Mit einem Hubmoment von 80 tm / 785 kNm und einer maximalen hydraulischen Ausladung bis 26,50 m – durch ein zusätzliches Knickarmsystem (Jib) – kann der Fassi-Ladekran anspruchsvolle Hebeaufgaben erfüllen. Ein bemerkenswerter Einsatz dieses Kranes unterstützte das TenneT-Team bei der Demontage eines mobilen 380-kV Schaltfeldes, um dieses transportfähig zu machen. Danach wurde es in ein anderes Umspannwerk transportiert und kommt dort wieder zum Einsatz.

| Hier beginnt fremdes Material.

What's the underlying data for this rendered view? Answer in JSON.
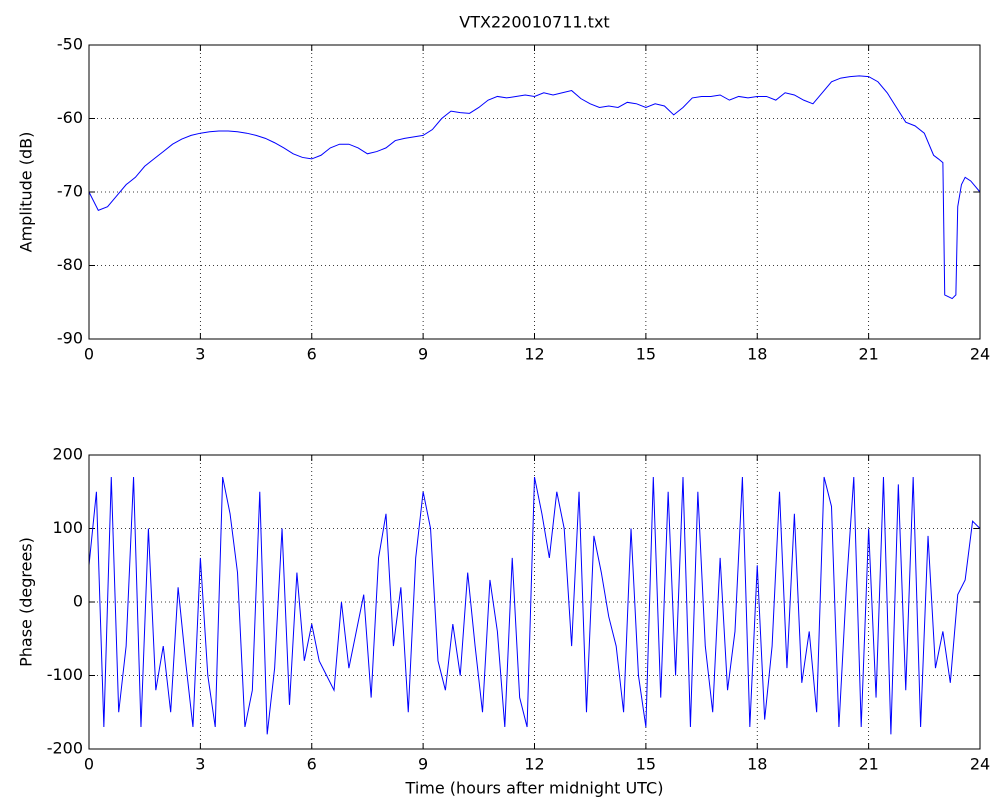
{
  "chart_data": [
    {
      "type": "line",
      "title": "VTX220010711.txt",
      "y_label": "Amplitude (dB)",
      "xlim": [
        0,
        24
      ],
      "xticks": [
        0,
        3,
        6,
        9,
        12,
        15,
        18,
        21,
        24
      ],
      "ylim": [
        -90,
        -50
      ],
      "yticks": [
        -90,
        -80,
        -70,
        -60,
        -50
      ],
      "grid": true,
      "x": [
        0,
        0.25,
        0.5,
        0.75,
        1,
        1.25,
        1.5,
        1.75,
        2,
        2.25,
        2.5,
        2.75,
        3,
        3.25,
        3.5,
        3.75,
        4,
        4.25,
        4.5,
        4.75,
        5,
        5.25,
        5.5,
        5.75,
        6,
        6.25,
        6.5,
        6.75,
        7,
        7.25,
        7.5,
        7.75,
        8,
        8.25,
        8.5,
        8.75,
        9,
        9.25,
        9.5,
        9.75,
        10,
        10.25,
        10.5,
        10.75,
        11,
        11.25,
        11.5,
        11.75,
        12,
        12.25,
        12.5,
        12.75,
        13,
        13.25,
        13.5,
        13.75,
        14,
        14.25,
        14.5,
        14.75,
        15,
        15.25,
        15.5,
        15.75,
        16,
        16.25,
        16.5,
        16.75,
        17,
        17.25,
        17.5,
        17.75,
        18,
        18.25,
        18.5,
        18.75,
        19,
        19.25,
        19.5,
        19.75,
        20,
        20.25,
        20.5,
        20.75,
        21,
        21.25,
        21.5,
        21.75,
        22,
        22.25,
        22.5,
        22.75,
        22.88,
        23,
        23.05,
        23.25,
        23.35,
        23.4,
        23.5,
        23.6,
        23.75,
        24
      ],
      "series": [
        {
          "name": "Amplitude",
          "color": "#0000ff",
          "values": [
            -70,
            -72.5,
            -72,
            -70.5,
            -69,
            -68,
            -66.5,
            -65.5,
            -64.5,
            -63.5,
            -62.8,
            -62.3,
            -62,
            -61.8,
            -61.7,
            -61.7,
            -61.8,
            -62,
            -62.3,
            -62.7,
            -63.3,
            -64,
            -64.8,
            -65.3,
            -65.5,
            -65,
            -64,
            -63.5,
            -63.5,
            -64,
            -64.8,
            -64.5,
            -64,
            -63,
            -62.7,
            -62.5,
            -62.3,
            -61.5,
            -60,
            -59,
            -59.2,
            -59.3,
            -58.5,
            -57.5,
            -57,
            -57.2,
            -57,
            -56.8,
            -57,
            -56.5,
            -56.8,
            -56.5,
            -56.2,
            -57.3,
            -58,
            -58.5,
            -58.3,
            -58.5,
            -57.8,
            -58,
            -58.5,
            -58,
            -58.3,
            -59.5,
            -58.5,
            -57.2,
            -57,
            -57,
            -56.8,
            -57.5,
            -57,
            -57.2,
            -57,
            -57,
            -57.5,
            -56.5,
            -56.8,
            -57.5,
            -58,
            -56.5,
            -55,
            -54.5,
            -54.3,
            -54.2,
            -54.3,
            -55,
            -56.5,
            -58.5,
            -60.5,
            -61,
            -62,
            -65,
            -65.5,
            -66,
            -84,
            -84.5,
            -84,
            -72,
            -69,
            -68,
            -68.5,
            -70
          ]
        }
      ]
    },
    {
      "type": "line",
      "y_label": "Phase (degrees)",
      "x_label": "Time (hours after midnight UTC)",
      "xlim": [
        0,
        24
      ],
      "xticks": [
        0,
        3,
        6,
        9,
        12,
        15,
        18,
        21,
        24
      ],
      "ylim": [
        -200,
        200
      ],
      "yticks": [
        -200,
        -100,
        0,
        100,
        200
      ],
      "grid": true,
      "x": [
        0,
        0.2,
        0.4,
        0.6,
        0.8,
        1,
        1.2,
        1.4,
        1.6,
        1.8,
        2,
        2.2,
        2.4,
        2.6,
        2.8,
        3,
        3.2,
        3.4,
        3.6,
        3.8,
        4,
        4.2,
        4.4,
        4.6,
        4.8,
        5,
        5.2,
        5.4,
        5.6,
        5.8,
        6,
        6.2,
        6.4,
        6.6,
        6.8,
        7,
        7.2,
        7.4,
        7.6,
        7.8,
        8,
        8.2,
        8.4,
        8.6,
        8.8,
        9,
        9.2,
        9.4,
        9.6,
        9.8,
        10,
        10.2,
        10.4,
        10.6,
        10.8,
        11,
        11.2,
        11.4,
        11.6,
        11.8,
        12,
        12.2,
        12.4,
        12.6,
        12.8,
        13,
        13.2,
        13.4,
        13.6,
        13.8,
        14,
        14.2,
        14.4,
        14.6,
        14.8,
        15,
        15.2,
        15.4,
        15.6,
        15.8,
        16,
        16.2,
        16.4,
        16.6,
        16.8,
        17,
        17.2,
        17.4,
        17.6,
        17.8,
        18,
        18.2,
        18.4,
        18.6,
        18.8,
        19,
        19.2,
        19.4,
        19.6,
        19.8,
        20,
        20.2,
        20.4,
        20.6,
        20.8,
        21,
        21.2,
        21.4,
        21.6,
        21.8,
        22,
        22.2,
        22.4,
        22.6,
        22.8,
        23,
        23.2,
        23.4,
        23.6,
        23.8,
        24
      ],
      "series": [
        {
          "name": "Phase",
          "color": "#0000ff",
          "values": [
            50,
            150,
            -170,
            170,
            -150,
            -60,
            170,
            -170,
            100,
            -120,
            -60,
            -150,
            20,
            -80,
            -170,
            60,
            -100,
            -170,
            170,
            120,
            40,
            -170,
            -120,
            150,
            -180,
            -90,
            100,
            -140,
            40,
            -80,
            -30,
            -80,
            -100,
            -120,
            0,
            -90,
            -40,
            10,
            -130,
            60,
            120,
            -60,
            20,
            -150,
            60,
            150,
            100,
            -80,
            -120,
            -30,
            -100,
            40,
            -60,
            -150,
            30,
            -40,
            -170,
            60,
            -130,
            -170,
            170,
            120,
            60,
            150,
            100,
            -60,
            150,
            -150,
            90,
            40,
            -20,
            -60,
            -150,
            100,
            -100,
            -170,
            170,
            -130,
            150,
            -100,
            170,
            -170,
            150,
            -60,
            -150,
            60,
            -120,
            -40,
            170,
            -170,
            50,
            -160,
            -60,
            150,
            -90,
            120,
            -110,
            -40,
            -150,
            170,
            130,
            -170,
            20,
            170,
            -170,
            100,
            -130,
            170,
            -180,
            160,
            -120,
            170,
            -170,
            90,
            -90,
            -40,
            -110,
            10,
            30,
            110,
            100
          ]
        }
      ]
    }
  ]
}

„Das Fahrzeug mit dem Fassi Ladekran F820.RA2.26 zeichnet sich durch vielfältige Möglichkeiten sowohl bei Behebung von Störungen als auch im normalen täglichen Betrieb aus“, lobte Ralf Nüsken, Service Group Lead, Grid Field Operations Germany. Er hob die Leistungsfähigkeit und Zuverlässigkeit sowie die Flexibilität bei den verschiedensten Arbeiten in den Umspannwerken hervor. Das mache sich besonders in Situationen bemerkbar, wo viel Feingefühl vom Kranfahrer erforderlich sei. Dafür sei das Hebezeug bestens ausgestattet und ermögliche dem Team ein sicheres Arbeiten speziell an feinmechanischen Teilen. Dabei bilde der MAN TGS 35.510 eine robuste und zuverlässige Basis für den Transport und den Kranbetrieb, ergänzte Nüsken. Die guten Erfahrungen mit dem Hebezeug hätten auch dazu beigetragen, dass TenneT sich zum Kauf von zwei weiteren Fahrzeugen mit Fassi Ladekranen entschieden hat, die im Norden Deutschlands zum Einsatz kommen.

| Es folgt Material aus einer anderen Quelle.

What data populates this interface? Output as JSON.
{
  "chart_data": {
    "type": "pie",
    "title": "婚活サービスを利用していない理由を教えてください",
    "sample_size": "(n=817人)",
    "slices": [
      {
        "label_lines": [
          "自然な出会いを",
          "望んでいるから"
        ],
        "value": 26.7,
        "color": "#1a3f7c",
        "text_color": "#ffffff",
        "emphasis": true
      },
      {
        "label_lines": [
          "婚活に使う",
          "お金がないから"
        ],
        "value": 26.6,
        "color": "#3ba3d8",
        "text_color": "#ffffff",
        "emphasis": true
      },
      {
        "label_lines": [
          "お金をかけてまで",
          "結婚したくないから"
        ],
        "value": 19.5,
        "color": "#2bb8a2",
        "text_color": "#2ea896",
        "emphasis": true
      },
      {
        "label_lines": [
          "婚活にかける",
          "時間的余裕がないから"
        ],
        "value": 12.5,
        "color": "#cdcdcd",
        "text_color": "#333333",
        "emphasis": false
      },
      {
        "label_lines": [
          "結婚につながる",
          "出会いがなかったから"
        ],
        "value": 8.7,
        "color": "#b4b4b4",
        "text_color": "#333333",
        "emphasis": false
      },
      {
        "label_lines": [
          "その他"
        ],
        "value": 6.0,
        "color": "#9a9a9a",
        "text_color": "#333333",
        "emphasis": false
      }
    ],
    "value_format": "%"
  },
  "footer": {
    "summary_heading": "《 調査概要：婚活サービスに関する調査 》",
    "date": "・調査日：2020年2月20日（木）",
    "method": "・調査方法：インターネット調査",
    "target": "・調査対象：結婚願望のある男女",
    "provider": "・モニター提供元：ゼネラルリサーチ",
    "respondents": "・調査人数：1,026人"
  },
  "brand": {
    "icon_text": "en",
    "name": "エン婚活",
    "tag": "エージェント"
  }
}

Schwere Fassi-Ladekrane wie der F820RA.2.26 verfügen über besondere Eigenschaften wie außergewöhnliche Hubleistungen mit auf Mindestmaße beschränkte Maschinen, die darüber hinaus noch ein relativ geringes Gewicht auf die Waage bringen. Der Hersteller begründet das durch den Einsatz spezieller Materialien, vor allem Stähle mit höchster Elastizitätsgrenze, die einerseits extrem widerstandsfähig sind und es andererseits ermöglichen, die Gewichtsverhältnisse zu optimieren. Nur so war es möglich, wie der italienische Hersteller es bezeichnet, „Krane ohne Kompromisse“ zu produzieren. Das gilt auch für den Ladekran F820RA.2.26. Dieser zeichnet sich außerdem durch ein integriertes Steuersystem (IMC), eine Überlastabschalteinrichtung (FX900), eine digitale Funksteuerung und einem Endlosschwenkbereich für 360 Grad Rotation aus.